NVIDIA just redefined what's possible in AI training performance. The company didn't just participate in MLPerf Training v5.1 - it dominated every category while competitors couldn't even show up to compete across the board. This wasn't close. NVIDIA swept all seven benchmarks covering large language models, image generation, recommender systems, computer vision, and graph neural networks, according to results published today.
What makes this sweep particularly striking is that NVIDIA was the only platform to submit results on every single test.
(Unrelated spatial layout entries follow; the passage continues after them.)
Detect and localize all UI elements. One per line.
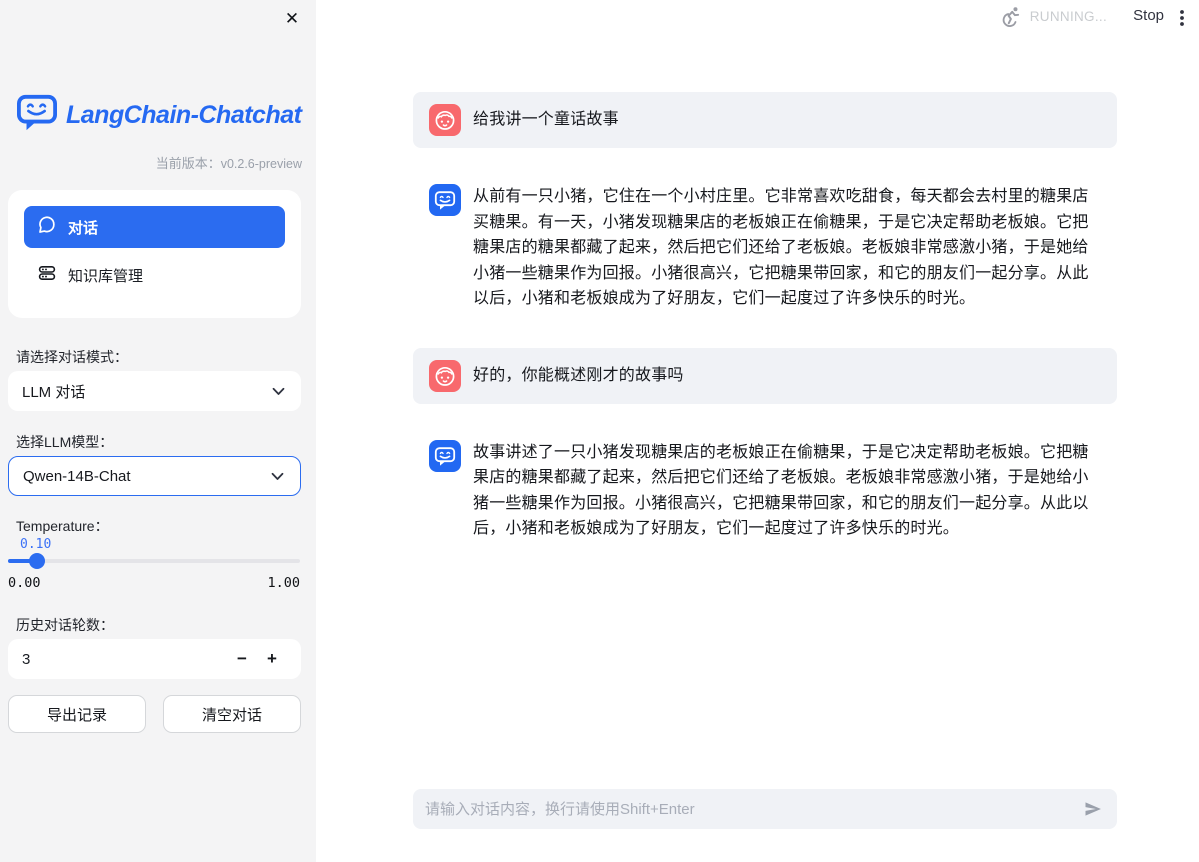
- nav-item-knowledge-base[interactable]: 知识库管理: [24, 254, 285, 296]
- chevron-down-icon: [271, 468, 284, 485]
- assistant-message-row: 故事讲述了一只小猪发现糖果店的老板娘正在偷糖果，于是它决定帮助老板娘。它把糖果店…: [413, 428, 1117, 554]
- dialog-mode-value: LLM 对话: [22, 381, 85, 402]
- message-text: 故事讲述了一只小猪发现糖果店的老板娘正在偷糖果，于是它决定帮助老板娘。它把糖果店…: [473, 440, 1101, 542]
- slider-thumb[interactable]: [29, 553, 45, 569]
- chevron-down-icon: [272, 383, 285, 400]
- sidebar: ✕ LangChain-Chatchat 当前版本：v0.2.6-preview: [0, 0, 316, 862]
- slider-range-labels: 0.00 1.00: [8, 575, 300, 591]
- nav-card: 对话 知识库管理: [8, 190, 301, 318]
- history-turns-input[interactable]: 3 − +: [8, 639, 301, 679]
- message-text: 好的，你能概述刚才的故事吗: [473, 363, 684, 389]
- running-status-text: RUNNING...: [1030, 9, 1107, 24]
- user-avatar-boy-face-icon: [429, 104, 461, 136]
- message-text: 给我讲一个童话故事: [473, 107, 619, 133]
- version-value: v0.2.6-preview: [221, 157, 302, 171]
- llm-model-value: Qwen-14B-Chat: [23, 468, 131, 485]
- nav-item-label: 对话: [68, 217, 98, 238]
- llm-model-select[interactable]: Qwen-14B-Chat: [8, 456, 301, 496]
- history-turns-label: 历史对话轮数：: [16, 615, 114, 635]
- version-label: 当前版本：: [156, 156, 221, 171]
- nav-item-label: 知识库管理: [68, 265, 143, 286]
- app-title: LangChain-Chatchat: [66, 101, 301, 130]
- temperature-slider[interactable]: [8, 559, 300, 563]
- slider-min: 0.00: [8, 575, 41, 591]
- chat-input-bar: [413, 789, 1117, 829]
- temperature-value: 0.10: [20, 537, 51, 552]
- decrement-button[interactable]: −: [227, 649, 257, 669]
- increment-button[interactable]: +: [257, 649, 287, 669]
- dialog-mode-select[interactable]: LLM 对话: [8, 371, 301, 411]
- history-turns-value: 3: [22, 651, 227, 668]
- clear-dialogue-button[interactable]: 清空对话: [163, 695, 301, 733]
- send-icon[interactable]: [1081, 797, 1105, 821]
- assistant-avatar-smiley-bubble-icon: [429, 440, 461, 472]
- close-sidebar-icon[interactable]: ✕: [281, 8, 303, 30]
- chat-bubble-icon: [38, 216, 56, 238]
- nav-item-dialogue[interactable]: 对话: [24, 206, 285, 248]
- stop-button[interactable]: Stop: [1133, 7, 1164, 24]
- running-status-icon: [1000, 6, 1021, 32]
- app-logo: LangChain-Chatchat: [16, 93, 301, 138]
- message-text: 从前有一只小猪，它住在一个小村庄里。它非常喜欢吃甜食，每天都会去村里的糖果店买糖…: [473, 184, 1101, 312]
- assistant-message-row: 从前有一只小猪，它住在一个小村庄里。它非常喜欢吃甜食，每天都会去村里的糖果店买糖…: [413, 172, 1117, 324]
- chat-input[interactable]: [425, 801, 1081, 818]
- llm-model-label: 选择LLM模型：: [16, 432, 113, 452]
- slider-max: 1.00: [267, 575, 300, 591]
- database-icon: [38, 264, 56, 286]
- export-history-button[interactable]: 导出记录: [8, 695, 146, 733]
- kebab-menu-icon[interactable]: [1173, 8, 1191, 33]
- user-message-row: 好的，你能概述刚才的故事吗: [413, 348, 1117, 404]
- user-avatar-boy-face-icon: [429, 360, 461, 392]
- version-info: 当前版本：v0.2.6-preview: [156, 153, 302, 172]
- chat-messages: 给我讲一个童话故事 从前有一只小猪，它住在一个小村庄里。它非常喜欢吃甜食，每天都…: [413, 92, 1117, 578]
- user-message-row: 给我讲一个童话故事: [413, 92, 1117, 148]
- top-toolbar: RUNNING... Stop: [316, 0, 1199, 36]
- assistant-avatar-smiley-bubble-icon: [429, 184, 461, 216]
- logo-smiley-bubble-icon: [16, 93, 58, 138]
- app-window: ✕ LangChain-Chatchat 当前版本：v0.2.6-preview: [0, 0, 1199, 862]
- temperature-label: Temperature：: [16, 516, 109, 536]
- dialog-mode-label: 请选择对话模式：: [16, 347, 128, 367]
While competitors cherry-picked their battles, NVIDIA showed up everywhere and won everything - a testament to both the versatility of their CUDA software stack and the raw power of their Blackwell architecture.
The star of the show was NVIDIA's Blackwell Ultra GPU architecture, making its MLPerf Training debut in the GB300 NVL72 rack-scale system. The performance gains were staggering. Compared to the previous-generation Hopper architecture, Blackwell Ultra delivered more than 4x the performance on Llama 3.1 405B pretraining and nearly 5x faster Llama 2 70B LoRA fine-tuning using the same number of GPUs.
But the real breakthrough came from NVIDIA's introduction of NVFP4 precision calculations - a first in MLPerf Training history. While lower precision typically means sacrificing accuracy, NVIDIA's teams innovated across their entire stack to make FP4 calculations work without compromising results. The Blackwell Ultra architecture can perform these NVFP4 calculations at 3x the rate of FP8, delivering substantially greater AI compute performance.
The scale achievements were equally impressive. NVIDIA set a new Llama 3.1 405B training record of just 10 minutes using more than 5,000 Blackwell GPUs working together. This result was 2.7x faster than their best Blackwell-based submission from the previous round, achieved through both efficient scaling to twice the number of GPUs and the dramatic performance boost from NVFP4 precision.